Tools of the Trade

“If the only tool you have is a hammer, you tend to see every problem as a nail.”

Abraham Maslow

The Gist

We met most Fridays in the Spring 2014 semester at UNC-CH to practice using a variety of software development tools to build our experience and confidence. This site captures all of the prepatory materials (e.g.,narrated screencasts) and coding exercises we used.

We don’t have a solid plan at the moment about hosting TotT again at UNC. If you’re interested in helping out, please speak up in our Gitter chat channel.

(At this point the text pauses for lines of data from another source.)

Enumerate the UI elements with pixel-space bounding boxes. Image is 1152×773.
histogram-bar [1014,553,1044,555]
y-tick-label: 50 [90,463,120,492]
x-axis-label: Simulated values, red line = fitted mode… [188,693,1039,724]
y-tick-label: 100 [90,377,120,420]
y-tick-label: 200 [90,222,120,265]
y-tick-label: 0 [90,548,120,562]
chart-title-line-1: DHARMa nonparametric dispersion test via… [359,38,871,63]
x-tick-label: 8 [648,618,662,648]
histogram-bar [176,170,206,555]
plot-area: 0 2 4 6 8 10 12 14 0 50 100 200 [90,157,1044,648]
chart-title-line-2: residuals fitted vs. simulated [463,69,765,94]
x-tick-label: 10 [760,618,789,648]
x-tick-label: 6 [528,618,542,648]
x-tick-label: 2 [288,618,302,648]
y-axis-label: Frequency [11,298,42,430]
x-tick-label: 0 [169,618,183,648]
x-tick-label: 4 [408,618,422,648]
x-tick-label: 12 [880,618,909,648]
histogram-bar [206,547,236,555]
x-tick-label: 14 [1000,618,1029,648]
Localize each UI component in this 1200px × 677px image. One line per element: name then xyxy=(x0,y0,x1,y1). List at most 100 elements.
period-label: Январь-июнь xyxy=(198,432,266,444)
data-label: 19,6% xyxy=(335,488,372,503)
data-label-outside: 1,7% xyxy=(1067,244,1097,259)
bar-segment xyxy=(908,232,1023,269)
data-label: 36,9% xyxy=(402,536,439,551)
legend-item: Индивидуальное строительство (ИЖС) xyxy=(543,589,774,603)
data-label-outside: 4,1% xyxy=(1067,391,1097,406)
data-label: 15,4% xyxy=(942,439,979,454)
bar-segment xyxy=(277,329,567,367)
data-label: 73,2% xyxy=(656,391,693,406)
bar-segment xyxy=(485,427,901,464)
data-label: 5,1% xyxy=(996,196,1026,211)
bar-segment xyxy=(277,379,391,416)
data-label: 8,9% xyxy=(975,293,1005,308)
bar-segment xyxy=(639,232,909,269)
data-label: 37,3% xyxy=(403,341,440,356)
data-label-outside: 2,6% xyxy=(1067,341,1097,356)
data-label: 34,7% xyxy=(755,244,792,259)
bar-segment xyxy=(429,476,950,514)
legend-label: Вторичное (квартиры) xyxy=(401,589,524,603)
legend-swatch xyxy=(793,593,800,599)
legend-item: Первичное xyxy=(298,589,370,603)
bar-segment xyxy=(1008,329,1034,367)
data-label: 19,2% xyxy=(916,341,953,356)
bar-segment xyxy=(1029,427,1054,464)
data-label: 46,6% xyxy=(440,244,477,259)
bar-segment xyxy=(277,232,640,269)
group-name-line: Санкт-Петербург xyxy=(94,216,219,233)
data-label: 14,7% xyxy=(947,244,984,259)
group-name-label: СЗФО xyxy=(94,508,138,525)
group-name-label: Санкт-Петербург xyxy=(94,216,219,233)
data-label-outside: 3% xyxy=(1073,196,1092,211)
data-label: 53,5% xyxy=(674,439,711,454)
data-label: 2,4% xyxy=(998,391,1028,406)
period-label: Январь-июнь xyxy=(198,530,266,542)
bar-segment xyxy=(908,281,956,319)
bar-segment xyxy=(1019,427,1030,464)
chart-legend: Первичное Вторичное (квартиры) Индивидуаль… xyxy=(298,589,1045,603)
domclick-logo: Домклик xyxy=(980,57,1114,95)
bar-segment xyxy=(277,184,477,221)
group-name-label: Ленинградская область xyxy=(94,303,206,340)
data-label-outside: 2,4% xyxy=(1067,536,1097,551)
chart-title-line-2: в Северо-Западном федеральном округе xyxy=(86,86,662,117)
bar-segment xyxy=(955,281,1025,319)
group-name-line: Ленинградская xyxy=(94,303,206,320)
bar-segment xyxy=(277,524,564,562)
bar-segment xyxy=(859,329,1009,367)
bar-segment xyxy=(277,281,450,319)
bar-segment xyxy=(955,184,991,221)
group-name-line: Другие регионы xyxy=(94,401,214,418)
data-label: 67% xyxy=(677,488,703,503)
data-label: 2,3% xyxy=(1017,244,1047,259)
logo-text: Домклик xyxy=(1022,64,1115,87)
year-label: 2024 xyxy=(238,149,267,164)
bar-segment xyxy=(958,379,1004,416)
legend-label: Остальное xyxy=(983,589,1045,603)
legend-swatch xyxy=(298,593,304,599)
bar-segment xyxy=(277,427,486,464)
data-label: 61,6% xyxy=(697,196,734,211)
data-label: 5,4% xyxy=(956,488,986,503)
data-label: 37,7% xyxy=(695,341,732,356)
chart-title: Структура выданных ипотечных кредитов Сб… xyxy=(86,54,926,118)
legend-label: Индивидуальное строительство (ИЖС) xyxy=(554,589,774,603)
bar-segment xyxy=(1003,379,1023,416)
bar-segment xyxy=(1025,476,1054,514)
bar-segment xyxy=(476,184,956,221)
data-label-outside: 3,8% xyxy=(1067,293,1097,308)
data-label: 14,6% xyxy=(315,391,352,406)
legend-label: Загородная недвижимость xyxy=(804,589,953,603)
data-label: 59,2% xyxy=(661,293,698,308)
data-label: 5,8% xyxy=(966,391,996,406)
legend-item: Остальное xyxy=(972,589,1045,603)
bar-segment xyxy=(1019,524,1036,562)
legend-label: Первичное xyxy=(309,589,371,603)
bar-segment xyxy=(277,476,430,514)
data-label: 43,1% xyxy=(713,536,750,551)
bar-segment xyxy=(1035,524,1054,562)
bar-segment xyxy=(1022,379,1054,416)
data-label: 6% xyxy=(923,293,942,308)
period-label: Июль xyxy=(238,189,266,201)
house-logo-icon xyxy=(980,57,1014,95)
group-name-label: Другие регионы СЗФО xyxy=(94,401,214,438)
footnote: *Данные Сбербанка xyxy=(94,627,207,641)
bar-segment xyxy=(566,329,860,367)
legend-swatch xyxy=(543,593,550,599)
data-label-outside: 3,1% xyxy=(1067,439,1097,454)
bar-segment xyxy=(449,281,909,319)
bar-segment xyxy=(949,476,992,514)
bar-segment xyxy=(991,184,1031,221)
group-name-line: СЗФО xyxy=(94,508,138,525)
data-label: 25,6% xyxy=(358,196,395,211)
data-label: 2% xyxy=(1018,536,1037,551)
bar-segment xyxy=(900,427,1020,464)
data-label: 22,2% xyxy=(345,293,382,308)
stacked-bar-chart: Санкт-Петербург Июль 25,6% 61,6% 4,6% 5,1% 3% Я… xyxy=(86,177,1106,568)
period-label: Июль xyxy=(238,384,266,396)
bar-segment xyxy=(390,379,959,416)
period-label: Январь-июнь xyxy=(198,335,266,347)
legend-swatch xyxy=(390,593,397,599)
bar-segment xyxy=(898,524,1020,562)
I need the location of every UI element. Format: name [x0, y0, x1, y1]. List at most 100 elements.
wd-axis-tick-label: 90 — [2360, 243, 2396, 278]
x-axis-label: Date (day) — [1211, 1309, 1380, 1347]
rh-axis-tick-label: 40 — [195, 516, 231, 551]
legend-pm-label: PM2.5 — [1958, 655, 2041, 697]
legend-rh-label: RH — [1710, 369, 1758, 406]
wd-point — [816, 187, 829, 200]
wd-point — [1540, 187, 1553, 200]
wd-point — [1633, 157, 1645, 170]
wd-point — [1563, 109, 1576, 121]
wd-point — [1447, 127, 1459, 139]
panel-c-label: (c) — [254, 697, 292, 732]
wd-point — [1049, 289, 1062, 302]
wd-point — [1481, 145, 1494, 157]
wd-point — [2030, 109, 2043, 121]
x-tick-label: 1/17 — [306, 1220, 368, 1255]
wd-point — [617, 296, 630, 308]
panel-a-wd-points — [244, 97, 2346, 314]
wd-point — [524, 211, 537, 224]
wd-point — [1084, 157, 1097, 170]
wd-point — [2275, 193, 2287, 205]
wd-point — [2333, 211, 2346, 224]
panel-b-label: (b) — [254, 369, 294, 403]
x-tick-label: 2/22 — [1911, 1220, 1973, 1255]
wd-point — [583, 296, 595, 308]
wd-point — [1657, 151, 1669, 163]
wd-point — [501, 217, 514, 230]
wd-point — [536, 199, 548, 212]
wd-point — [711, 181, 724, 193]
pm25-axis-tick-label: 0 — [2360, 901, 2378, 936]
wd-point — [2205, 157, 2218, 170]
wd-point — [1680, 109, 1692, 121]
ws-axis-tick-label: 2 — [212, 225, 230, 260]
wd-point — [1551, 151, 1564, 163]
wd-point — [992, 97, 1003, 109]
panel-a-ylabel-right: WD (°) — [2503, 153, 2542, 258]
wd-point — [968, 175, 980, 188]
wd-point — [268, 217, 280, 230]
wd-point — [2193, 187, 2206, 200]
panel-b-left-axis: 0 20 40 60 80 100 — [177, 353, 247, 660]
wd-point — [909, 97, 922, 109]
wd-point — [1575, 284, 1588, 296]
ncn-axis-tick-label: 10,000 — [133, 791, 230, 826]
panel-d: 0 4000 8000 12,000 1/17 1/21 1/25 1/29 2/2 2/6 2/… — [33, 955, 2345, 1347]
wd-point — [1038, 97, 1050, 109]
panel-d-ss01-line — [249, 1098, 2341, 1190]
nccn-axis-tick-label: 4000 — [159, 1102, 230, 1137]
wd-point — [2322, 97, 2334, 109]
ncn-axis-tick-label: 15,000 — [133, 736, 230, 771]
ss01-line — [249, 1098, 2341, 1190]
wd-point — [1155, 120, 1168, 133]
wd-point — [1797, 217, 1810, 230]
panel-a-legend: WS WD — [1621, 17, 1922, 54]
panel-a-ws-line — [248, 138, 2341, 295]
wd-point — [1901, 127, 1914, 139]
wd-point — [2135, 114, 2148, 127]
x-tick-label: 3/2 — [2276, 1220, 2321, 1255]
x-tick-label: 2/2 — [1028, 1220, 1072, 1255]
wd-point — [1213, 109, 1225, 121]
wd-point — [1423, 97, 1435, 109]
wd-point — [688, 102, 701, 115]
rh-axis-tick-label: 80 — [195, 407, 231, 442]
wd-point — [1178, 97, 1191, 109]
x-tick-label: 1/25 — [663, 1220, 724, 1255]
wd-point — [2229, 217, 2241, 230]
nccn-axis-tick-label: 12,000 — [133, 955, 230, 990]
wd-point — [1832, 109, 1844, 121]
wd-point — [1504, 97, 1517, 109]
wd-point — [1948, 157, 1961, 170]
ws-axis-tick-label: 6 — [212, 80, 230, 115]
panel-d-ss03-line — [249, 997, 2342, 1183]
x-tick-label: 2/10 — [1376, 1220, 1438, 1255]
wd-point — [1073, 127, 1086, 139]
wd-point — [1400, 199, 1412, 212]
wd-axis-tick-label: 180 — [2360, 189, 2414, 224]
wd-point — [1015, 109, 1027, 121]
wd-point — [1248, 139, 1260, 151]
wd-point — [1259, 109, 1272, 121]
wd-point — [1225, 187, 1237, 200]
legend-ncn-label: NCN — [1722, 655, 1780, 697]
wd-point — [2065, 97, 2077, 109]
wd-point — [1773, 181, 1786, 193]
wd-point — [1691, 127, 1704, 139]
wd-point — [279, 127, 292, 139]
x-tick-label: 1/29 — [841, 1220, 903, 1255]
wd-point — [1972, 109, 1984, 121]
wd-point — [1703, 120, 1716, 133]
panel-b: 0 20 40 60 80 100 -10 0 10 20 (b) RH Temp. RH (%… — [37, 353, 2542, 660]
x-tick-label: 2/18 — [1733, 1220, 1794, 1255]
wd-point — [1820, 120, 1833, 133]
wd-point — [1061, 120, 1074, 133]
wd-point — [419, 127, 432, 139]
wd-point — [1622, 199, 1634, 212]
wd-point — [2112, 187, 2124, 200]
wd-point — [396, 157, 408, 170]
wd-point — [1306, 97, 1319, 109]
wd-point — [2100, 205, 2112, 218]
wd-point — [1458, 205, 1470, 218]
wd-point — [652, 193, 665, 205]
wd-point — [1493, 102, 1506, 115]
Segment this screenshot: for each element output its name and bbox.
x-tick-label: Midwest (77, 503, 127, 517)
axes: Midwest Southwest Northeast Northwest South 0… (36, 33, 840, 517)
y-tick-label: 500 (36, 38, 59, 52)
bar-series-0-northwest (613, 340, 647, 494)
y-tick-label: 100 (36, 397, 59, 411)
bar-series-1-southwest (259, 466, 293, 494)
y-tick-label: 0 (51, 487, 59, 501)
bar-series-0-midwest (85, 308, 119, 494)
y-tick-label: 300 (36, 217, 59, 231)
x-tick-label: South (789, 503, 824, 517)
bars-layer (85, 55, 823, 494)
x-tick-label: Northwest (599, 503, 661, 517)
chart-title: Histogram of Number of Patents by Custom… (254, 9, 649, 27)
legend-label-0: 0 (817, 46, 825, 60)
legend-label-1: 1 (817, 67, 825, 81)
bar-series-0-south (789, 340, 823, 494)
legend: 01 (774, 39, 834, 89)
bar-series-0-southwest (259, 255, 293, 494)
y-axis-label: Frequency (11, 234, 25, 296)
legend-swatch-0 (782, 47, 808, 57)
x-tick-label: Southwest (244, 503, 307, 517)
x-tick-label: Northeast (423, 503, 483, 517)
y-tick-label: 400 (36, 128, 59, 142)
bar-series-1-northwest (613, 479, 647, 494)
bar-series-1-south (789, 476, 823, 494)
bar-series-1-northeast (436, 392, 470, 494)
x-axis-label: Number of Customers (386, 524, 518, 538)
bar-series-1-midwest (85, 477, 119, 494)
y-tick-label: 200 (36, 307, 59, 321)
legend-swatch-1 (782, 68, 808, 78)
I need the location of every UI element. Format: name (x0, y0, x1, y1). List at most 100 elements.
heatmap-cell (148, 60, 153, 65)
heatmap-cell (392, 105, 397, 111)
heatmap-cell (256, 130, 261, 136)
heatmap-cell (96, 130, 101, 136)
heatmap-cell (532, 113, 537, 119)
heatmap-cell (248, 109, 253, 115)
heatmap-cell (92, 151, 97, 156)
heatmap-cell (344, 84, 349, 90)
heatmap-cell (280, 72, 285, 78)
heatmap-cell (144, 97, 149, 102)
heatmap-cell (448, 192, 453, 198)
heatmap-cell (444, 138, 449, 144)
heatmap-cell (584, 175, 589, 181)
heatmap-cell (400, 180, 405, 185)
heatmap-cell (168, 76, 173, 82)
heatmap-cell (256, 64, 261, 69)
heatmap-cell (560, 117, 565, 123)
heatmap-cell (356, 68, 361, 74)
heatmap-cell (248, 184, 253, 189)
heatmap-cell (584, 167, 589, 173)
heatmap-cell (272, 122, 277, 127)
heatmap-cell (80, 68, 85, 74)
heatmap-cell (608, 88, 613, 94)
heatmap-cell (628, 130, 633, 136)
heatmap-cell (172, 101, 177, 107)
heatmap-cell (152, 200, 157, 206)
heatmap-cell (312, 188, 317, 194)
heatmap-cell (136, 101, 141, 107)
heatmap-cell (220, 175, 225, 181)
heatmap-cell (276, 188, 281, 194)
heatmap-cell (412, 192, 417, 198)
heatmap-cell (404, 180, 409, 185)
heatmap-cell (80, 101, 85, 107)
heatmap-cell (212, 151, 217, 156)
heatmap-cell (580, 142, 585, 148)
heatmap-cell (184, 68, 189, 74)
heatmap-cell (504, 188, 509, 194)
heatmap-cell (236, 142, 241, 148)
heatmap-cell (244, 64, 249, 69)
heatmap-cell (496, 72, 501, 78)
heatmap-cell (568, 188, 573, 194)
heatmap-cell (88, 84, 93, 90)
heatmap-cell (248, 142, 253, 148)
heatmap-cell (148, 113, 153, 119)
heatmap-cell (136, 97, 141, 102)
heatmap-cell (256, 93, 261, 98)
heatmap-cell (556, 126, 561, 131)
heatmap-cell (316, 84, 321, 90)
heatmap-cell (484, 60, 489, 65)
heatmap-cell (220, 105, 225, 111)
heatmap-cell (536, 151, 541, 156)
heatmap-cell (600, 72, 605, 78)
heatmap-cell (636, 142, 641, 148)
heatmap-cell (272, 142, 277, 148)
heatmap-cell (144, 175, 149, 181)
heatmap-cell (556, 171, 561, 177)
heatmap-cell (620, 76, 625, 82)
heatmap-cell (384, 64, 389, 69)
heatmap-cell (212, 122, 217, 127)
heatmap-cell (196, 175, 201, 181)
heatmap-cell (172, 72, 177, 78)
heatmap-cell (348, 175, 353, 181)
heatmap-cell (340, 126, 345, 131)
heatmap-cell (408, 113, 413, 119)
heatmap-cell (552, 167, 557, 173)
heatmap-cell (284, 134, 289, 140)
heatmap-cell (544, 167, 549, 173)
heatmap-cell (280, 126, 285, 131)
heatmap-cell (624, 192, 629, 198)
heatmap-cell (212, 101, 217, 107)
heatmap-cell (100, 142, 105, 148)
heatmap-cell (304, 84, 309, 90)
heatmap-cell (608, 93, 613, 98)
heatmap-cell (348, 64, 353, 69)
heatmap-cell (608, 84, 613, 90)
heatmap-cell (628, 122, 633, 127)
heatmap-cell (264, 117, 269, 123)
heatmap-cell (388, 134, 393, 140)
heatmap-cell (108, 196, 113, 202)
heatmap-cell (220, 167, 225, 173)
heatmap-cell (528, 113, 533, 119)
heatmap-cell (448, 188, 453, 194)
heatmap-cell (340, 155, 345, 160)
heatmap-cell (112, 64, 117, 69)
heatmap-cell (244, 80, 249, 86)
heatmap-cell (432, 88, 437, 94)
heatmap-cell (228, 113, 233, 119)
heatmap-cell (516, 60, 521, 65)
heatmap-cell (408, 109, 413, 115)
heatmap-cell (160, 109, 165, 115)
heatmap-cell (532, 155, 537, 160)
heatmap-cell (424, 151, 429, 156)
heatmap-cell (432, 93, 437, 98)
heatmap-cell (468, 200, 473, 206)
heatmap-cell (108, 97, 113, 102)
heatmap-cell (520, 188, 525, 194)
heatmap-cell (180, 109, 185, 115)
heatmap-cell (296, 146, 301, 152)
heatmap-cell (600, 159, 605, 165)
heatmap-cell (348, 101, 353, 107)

Tools of the Trade (TotT) is a recurring meet-up for students who want more practice finding, learning, applying, and evaluating tools used in modern software development. The goal is to build experience and confidence in a friendly, fun, collaborative environment. Every week we will:

  1. Pick a tool or topic of interest (e.g., Git, Ruby, Backbone, Pandas, BDD, ...)
  2. Do a bit of background reading or video watching as time permits to prep for our meeting.
  3. Meet face-to-face to hack on practice problems and small projects together.
  4. Help one another and share our experience in-person and online.

We currently have meet-ups planned on the topics listed in the navbar with many more possibilities for future sessions. Content and pages will continue to appear over time.


We met on most Fridays in the Spring 2014 semester starting at 3 PM.


We met in Sitterson Hall, Room 011 on the UNC-CH campus.


In our first session, we will set up a consistent, shared development environment using Vagrant and VirtualBox. If you join us after the first session, please give the setup instructions a shot before you attend. If you get stuck, don’t be afraid to show up and ask for help.


Consider joining us if you:

  • want a gently guided introduction to a variety of software tools,
  • want dedicated time to practice coding in a collaborative environment,
  • want to improve your ability to tame unfamiliar languages and libraries,
  • think learning a bit about tools such as git, Python, jQuery, NodeJS, MongoDB, and Sinatra sounds like fun.


Like most artisans, we software developers use many specialized tools to practice our craft. Tools to make our wares available to millions of users. Tools to store, search, analyze, and visualize vast amounts of data. Tools to convey information and insight to others. Tools to automate the repetitive and error prone. Tools to express our thought-stuff as functioning software. Tools that beget new tools. And like in other professions, not a one is a golden hammer. To build successfully, we must use appropriate tools.

Choosing the right instruments requires awareness of their existence, knowledge of their function, practice in their application, and evaluation of their alternatives. Here, our discipline presents both a unique opportunity and challenge: the population of tools at our immediate disposal is mind-boggling and growing at an accelerating pace. There is almost certainly a perfect combination of tools for every software development project, and there is almost certainly a project using any particular combination of tools. We cannot hope to master, let alone know about, all of them a priori. We must be nimble in our ability to find, learn, apply, and evaluate tools as the situation (our problem, our team, our client, our employer, etc.) demands.

Graph of GitHub repository growth since its inception.

Graph from the 10 Million Repositories post on the GitHub Blog

I strongly believe practice “hacking” builds this agility. Taking time to discover a new tool, install it, run its “hello world”, read its documentation, think about its use, create small examples, apply it to some pet project, compare it to other tools, and so on provides us invaluable experience. It builds our confidence so that we might step-up to unfamiliar tools, learn them quickly, and master them eventually. It adds tools to our belts, albeit few out of millions. It fulfills our desire to learn and build new things. It entertains and provides a chance for collaboration.

Most importantly, it improves our ability to wield the endless tools of our trade.